Александр Мещеряков: Вот сейчас я, как японист, скажу. Я недавно опубликовал книжку про японский тоталитаризм. И я пришел точно к таким же выводам. Потому что в 10-ые и 20-ые годы Япония очень европеизируется, и не только внешне. Появляется интеллигенция писателей, которых потом узнают по всему миру, они в это время действуют. Многообразие всего. Токио становится многообразным городом. Там разные дадаисты, имажинисты, толстовцы, анархисты – всех полно. Но очень значительная часть общества многообразие воспринимает как отсутствие порядка, и с этим не может смириться. И поэтому возникает желание: «Ты чего там говоришь у нас? Помолчи. И ты помолчи, и ты помолчи. Я не слышу вас всех. Это невозможно! Говорите по одному. А лучше – я вам сам скажу».

Сергей Романенко: Раз у нас открытое общество, значит, и вопросы должны открытыми оставаться. Я просто хотел сказать, что, действительно, может быть, у нас была какая-то иллюзия, что переход от социализма, так сказать, к рыночной экономике, к парламентской демократии – это обязательно связано с массовым стремлением к восприятию того, что было в Западной Европе и в Соединенных Штатах. А на самом деле, мне кажется, что просто ведь известно давно, что зарождающаяся (прошу прощения за марксистский термин) мелкая и средняя буржуазия, она как раз и является носителем националистических тенденций. Ну, в данном случае это выражается в закрытости. Вот недаром вы говорили, что люди, которые получили образование в Европе и в США, они вернулись сюда, и они поддерживают как раз вот эту самую закрытость.

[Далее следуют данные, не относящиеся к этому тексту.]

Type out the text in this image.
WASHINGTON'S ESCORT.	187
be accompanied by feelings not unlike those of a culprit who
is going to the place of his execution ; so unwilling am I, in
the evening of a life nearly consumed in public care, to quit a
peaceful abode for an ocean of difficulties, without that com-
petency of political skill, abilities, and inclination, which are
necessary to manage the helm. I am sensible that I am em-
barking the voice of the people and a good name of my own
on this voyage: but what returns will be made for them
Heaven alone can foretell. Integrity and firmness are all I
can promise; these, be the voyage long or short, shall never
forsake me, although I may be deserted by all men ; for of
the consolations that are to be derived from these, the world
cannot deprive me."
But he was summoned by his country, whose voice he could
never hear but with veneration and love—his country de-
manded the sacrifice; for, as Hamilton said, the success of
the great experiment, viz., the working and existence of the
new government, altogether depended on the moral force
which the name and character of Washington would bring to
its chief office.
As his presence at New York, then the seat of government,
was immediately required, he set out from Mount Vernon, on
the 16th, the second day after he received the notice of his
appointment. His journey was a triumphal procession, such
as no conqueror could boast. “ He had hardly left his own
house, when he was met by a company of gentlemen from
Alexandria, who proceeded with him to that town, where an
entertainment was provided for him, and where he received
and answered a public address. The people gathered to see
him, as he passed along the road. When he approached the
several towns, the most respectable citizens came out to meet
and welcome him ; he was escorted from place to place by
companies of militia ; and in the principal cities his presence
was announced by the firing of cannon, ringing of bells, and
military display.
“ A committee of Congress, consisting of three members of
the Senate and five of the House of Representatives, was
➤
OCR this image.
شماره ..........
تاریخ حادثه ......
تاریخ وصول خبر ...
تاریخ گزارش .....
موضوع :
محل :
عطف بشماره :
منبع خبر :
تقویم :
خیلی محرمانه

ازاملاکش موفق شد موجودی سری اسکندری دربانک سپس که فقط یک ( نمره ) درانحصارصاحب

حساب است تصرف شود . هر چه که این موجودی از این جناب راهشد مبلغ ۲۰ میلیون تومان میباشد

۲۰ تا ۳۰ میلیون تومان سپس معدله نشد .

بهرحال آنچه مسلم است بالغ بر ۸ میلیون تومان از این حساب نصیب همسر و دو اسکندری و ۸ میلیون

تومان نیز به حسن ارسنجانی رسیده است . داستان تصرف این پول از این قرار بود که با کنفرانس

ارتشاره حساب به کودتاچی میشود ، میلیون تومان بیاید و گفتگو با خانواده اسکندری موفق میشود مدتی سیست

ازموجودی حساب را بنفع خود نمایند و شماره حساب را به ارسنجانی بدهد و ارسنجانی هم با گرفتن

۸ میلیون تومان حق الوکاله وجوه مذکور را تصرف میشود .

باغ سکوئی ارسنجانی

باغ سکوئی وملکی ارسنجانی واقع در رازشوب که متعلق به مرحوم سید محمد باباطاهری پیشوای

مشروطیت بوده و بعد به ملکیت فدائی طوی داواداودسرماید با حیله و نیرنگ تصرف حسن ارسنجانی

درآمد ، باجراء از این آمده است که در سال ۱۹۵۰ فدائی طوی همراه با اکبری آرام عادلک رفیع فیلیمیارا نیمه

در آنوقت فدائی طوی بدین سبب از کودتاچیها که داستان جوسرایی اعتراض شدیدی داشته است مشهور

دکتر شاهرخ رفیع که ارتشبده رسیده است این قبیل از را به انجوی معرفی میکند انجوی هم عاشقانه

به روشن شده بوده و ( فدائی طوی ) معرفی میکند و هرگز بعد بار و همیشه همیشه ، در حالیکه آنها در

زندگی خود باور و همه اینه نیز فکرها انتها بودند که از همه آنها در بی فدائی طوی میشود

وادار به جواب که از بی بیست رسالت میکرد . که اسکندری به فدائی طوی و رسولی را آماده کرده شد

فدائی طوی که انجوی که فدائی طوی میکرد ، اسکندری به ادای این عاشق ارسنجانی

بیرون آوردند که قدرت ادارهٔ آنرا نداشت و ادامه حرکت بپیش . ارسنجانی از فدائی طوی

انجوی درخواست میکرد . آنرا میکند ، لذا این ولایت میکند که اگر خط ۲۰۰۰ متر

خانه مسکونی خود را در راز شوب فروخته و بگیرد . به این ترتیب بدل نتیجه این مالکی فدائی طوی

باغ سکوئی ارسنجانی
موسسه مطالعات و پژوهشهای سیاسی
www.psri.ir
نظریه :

Елена Фанайлова: Вот такая заключительная реплика Сергея Романенко.

Ирина Прохорова: Нет, я хочу сказать другое. Понятно, что никаких рецептов и противоядий против закрывания общества не бывает. И в данном случае это работа самого общества, которое, может быть, лучше артикулирует свои задачи и может противостоять этому. Я хочу сказать, что все-таки процессы модернизации сейчас захватывают такое большое количество стран и культур, что это позволяет говорить, как, между прочим, писал наш коллега, который участвует в этой конференции Оскар Хемер, о «девестернизации» модернизационных процессов. Почему мы все время апеллируем к западному обществу? Потому что западное общество первым вступило в эту фазу. Но то, что мы видим в Арабских Эмиратах, в других культурах и так далее, в Африке и в Латинской Америке, - это абсолютно разные кейсы и разные культуры, которые по-разному, но, тем не менее, вступают тоже в этот поток. Поэтому я думаю, что разнообразие образцов прохождения этих стадий будет все больше и больше возрастать. И в этом смысле это отчасти, может быть, дает надежду на то, что каждый уникальный случай все-таки можно рассматривать и смотреть, как по-разному страны решают эти проблемы, и отчасти может оказаться, что есть какие-то интересные находки, преодолевающие идею закрытости.

С другой стороны, чтобы опять же закончить, может быть, на ноте оптимистичной, это сейчас все стали рассказывать о том, что они предсказывали, что 1991 год может наступить. В конце 1980-ых все равно никто не мог себе представить этого. Более того, если мы посмотрим исходную матрицу, как развивались события в социалистических странах и в России, то еще больше приходится удивляться, что трагедия произошла в Югославии, а не в России, как все предсказывали. В этом смысле жизнь намного сложнее, кейсы очень уникальны. И в некотором смысле, может быть, мы до сих пор недооцениваем российское общество и его способности, и даже на позитивные сценарии.